Neue deutsche Dramatik
In eine Welt, in der alles gleichzeitig stattfindet, der Elternabend der Kinder, die Besetzung der Krim, die Frage, ob Filterkaffee vielleicht doch besser ist als Espresso, das Massaker an Zivilisten im Südsudan, die Suche nach dem lichtdurchfluteten Stuckaltbau und die endgültige Vernichtung unseres Planeten durch Treibhausgase – in diese Welt wird ein Kind geboren, eine Wassergeburt, ganz natürlich, ein namenloses Kind im Prenzlauer Berg, das antritt, unser aller Leben zu verändern, ein für allemal.

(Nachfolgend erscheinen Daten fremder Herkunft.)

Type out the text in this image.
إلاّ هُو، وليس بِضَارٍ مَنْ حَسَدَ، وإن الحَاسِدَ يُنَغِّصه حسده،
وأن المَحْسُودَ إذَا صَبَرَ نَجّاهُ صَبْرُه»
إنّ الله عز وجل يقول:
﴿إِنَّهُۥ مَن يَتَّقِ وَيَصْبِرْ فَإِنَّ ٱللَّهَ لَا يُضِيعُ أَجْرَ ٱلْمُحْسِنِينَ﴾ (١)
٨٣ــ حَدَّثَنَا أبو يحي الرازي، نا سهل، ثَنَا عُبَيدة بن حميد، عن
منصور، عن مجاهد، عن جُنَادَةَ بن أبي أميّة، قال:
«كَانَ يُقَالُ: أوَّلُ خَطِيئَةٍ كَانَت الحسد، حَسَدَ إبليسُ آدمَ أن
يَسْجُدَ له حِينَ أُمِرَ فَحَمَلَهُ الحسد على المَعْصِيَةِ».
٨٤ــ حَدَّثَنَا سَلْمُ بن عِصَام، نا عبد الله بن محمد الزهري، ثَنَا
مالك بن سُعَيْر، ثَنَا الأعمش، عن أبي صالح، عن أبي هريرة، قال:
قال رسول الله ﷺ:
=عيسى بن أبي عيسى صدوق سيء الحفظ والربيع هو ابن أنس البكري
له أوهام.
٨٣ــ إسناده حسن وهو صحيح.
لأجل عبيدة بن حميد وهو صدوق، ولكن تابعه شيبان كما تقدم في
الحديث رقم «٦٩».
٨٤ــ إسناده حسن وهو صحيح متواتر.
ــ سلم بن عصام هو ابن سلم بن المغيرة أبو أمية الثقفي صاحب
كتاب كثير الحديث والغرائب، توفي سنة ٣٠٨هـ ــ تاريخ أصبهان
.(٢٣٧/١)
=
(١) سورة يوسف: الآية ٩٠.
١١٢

Ein kleiner Junge, natürlich hochbegabt, der schon im Mutterleib seine Zwillingsschwester erdrosselt, um rechtzeitig klarzumachen, dass nichts, aber auch gar nichts ihn aufhalten wird auf seinem Weg nach oben. Unaufhaltsam, unbeirrbar – weder Vater noch Mutter, kein Lehrer und auch nicht der Drohnenkrieg der USA werden ihn stoppen, wenn es darum geht, unserer Welt, die gewaltig aus den Fugen eiert, seinen Stempel aufzudrücken. Je heftiger er in den Weichboden stürzt, desto höher schnellt er danach empor. Und so erleben wir seinen rasanten Aufstieg, gegen den Widerstand seiner hingerissenen Eltern, gegen die Schule und alle Bildungsinstitutionen, die seiner Höchstbegabung nicht gerecht werden können, gegen alles, was vor ihm da war und ihn nicht bedingungslos liebt, gegen alles, was nicht für ihn ist und sich weigert, ihn mit grenzenloser Macht auszustatten, gegen den Rest einer Welt, die aus den Fugen – aber das hatten wir schon. Wir erleben seinen Aufstieg, seinen Fall erleben wir nicht. Denn nichts wird ihn stoppen. Nicht mal er selbst.

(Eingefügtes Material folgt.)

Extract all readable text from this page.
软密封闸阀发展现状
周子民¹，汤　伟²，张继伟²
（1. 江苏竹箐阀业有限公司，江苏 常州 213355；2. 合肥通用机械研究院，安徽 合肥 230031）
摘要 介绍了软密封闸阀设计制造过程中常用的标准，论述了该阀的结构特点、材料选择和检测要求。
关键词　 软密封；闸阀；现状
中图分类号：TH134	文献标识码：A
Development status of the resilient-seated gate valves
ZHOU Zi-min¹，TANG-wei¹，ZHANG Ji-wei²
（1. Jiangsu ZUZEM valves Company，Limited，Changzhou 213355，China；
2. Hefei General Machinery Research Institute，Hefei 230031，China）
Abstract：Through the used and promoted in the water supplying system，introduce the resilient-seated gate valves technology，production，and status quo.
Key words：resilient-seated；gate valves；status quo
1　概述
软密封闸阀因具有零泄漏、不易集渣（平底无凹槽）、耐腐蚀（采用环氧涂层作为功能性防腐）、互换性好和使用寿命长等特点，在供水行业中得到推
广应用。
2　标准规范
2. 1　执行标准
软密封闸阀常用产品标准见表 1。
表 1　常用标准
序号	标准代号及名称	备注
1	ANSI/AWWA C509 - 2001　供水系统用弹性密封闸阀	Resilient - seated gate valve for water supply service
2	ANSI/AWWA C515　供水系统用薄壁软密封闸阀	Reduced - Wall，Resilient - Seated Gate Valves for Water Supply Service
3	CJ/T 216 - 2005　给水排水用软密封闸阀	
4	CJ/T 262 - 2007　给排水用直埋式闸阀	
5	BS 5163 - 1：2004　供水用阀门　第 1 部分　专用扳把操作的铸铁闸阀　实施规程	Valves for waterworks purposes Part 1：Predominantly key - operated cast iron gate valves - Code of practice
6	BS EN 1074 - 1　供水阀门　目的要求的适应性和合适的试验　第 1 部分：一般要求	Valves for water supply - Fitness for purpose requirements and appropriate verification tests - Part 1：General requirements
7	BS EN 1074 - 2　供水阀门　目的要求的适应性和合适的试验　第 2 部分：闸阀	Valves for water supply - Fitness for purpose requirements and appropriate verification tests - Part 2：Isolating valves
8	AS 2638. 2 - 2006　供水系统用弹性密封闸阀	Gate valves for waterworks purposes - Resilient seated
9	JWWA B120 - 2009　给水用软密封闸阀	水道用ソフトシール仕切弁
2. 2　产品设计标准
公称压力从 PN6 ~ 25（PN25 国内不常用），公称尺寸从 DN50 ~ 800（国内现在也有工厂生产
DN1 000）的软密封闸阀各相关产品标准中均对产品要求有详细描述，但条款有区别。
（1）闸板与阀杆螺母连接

"Einige Zuschauer werden den Humor – der heikle Themen wie häusliche Gewalt gegenüber Frauen umkreist – möglicherweise äußerst kritisch sehen und als erschütternd empfinden. Aber ich denke, dass wir uns der Bewegung, soziale Kritik im Theater im Namen der politischen Korrektheit zu zensieren und Theater zu einem neutralen, »sicheren Ort« (safe space) zu machen, widersetzen sollten. Mayenburg hat kein Interesse daran, dass es zu gemütlich wird für das Publikum, dass es sich zu sicher fühlt."